Just to clarify, hollow bars are prefered, and, as such, are more costly to produce. Torsional rigidity comes from increasing the outer diameter, while the inner bits do little to nothing other than adding weight to the system. For this reason, we use a hollow bar.
Agreed on all counts.
The spring rate of a torsion bar varies with the fourth power of its diameter, so the outer part does a whole lot more effective work than the inner part. This makes it mechanically efficient to use a slightly larger hollow bar instead of a smaller diameter solid bar.
However a prospective buyer then can't compare the stiffness of different sway bar options without knowing both the OD, and if hollow, the ID/wall thickness (and then doing a fairly simple calculation).

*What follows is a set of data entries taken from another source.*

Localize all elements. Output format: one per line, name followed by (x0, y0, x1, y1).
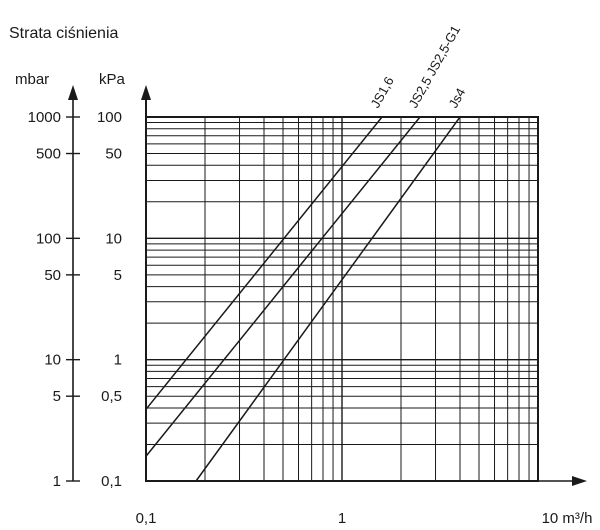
mbar-tick-label-0: 1 (53, 473, 61, 490)
kpa-axis-arrow (141, 85, 151, 100)
plot-frame (145, 116, 539, 482)
kpa-unit-label: kPa (99, 71, 126, 88)
x-tick-label-1: 1 (338, 510, 346, 527)
x-tick-label-0: 0,1 (136, 510, 157, 527)
chart-title: Strata ciśnienia (9, 25, 118, 42)
kpa-tick-label-3: 5 (114, 267, 122, 284)
mbar-tick-label-5: 500 (36, 146, 61, 163)
series-label-2: Js4 (446, 85, 469, 110)
kpa-ticks: 0,1 0,5 1 5 10 50 100 (97, 109, 122, 490)
mbar-tick-label-6: 1000 (28, 109, 61, 126)
mbar-ticks: 1 5 10 50 100 500 1000 (28, 109, 80, 490)
mbar-tick-label-3: 50 (44, 267, 61, 284)
kpa-tick-label-4: 10 (105, 230, 122, 247)
kpa-tick-label-1: 0,5 (101, 388, 122, 405)
plot-grid (146, 117, 538, 481)
mbar-axis-arrow (68, 85, 78, 100)
mbar-unit-label: mbar (15, 71, 49, 88)
series-label-0: JS1,6 (368, 74, 397, 110)
x-unit-label: 10 m³/h (542, 510, 593, 527)
mbar-tick-label-1: 5 (53, 388, 61, 405)
kpa-tick-label-2: 1 (114, 352, 122, 369)
x-axis-arrow (572, 476, 587, 486)
kpa-tick-label-6: 100 (97, 109, 122, 126)
axes (68, 85, 587, 486)
series-line-1 (145, 116, 421, 457)
mbar-tick-label-4: 100 (36, 230, 61, 247)
mbar-tick-label-2: 10 (44, 352, 61, 369)
series-line-2 (195, 116, 461, 482)
series-line-0 (145, 116, 383, 410)
kpa-tick-label-5: 50 (105, 146, 122, 163)
kpa-tick-label-0: 0,1 (101, 473, 122, 490)
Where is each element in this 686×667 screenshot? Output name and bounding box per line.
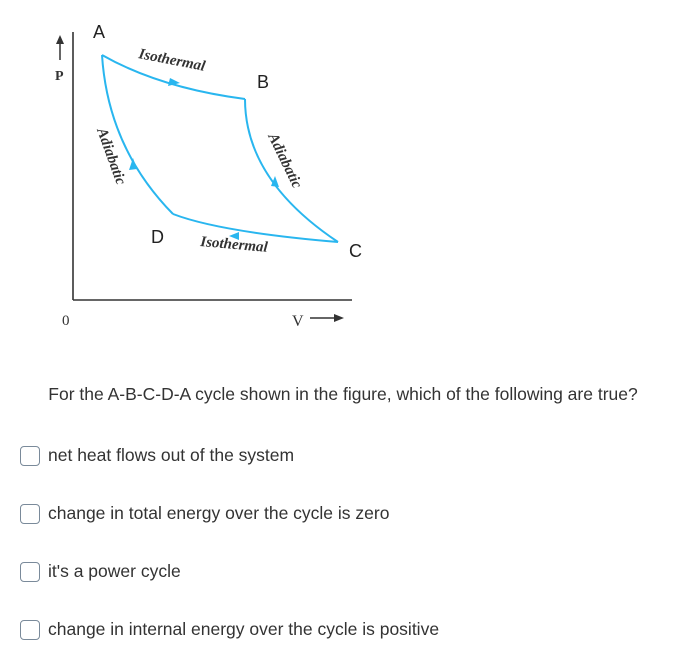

Or of course comparing the percentage stiffness of each vs. the stock bar, if the manufacturer publishes that info.
Just for grins I did a back-of-the-envelope calculation that suggests that a 25mm OD hollow bar with a 20mm ID (2.5mm wall thickness) would have about the same torsional stiffness as a 22mm solid bar, but the hollow version would weigh only half as much.
(Disclaimer: This is just an example. APR's bar is slightly larger than that, and I have no idea what its wall thickness might be.)
I had been looking at rear bars, but all of them I'd found are of the less desirable solid construction. APR's new hollow bar now pops immediately to the top of my list!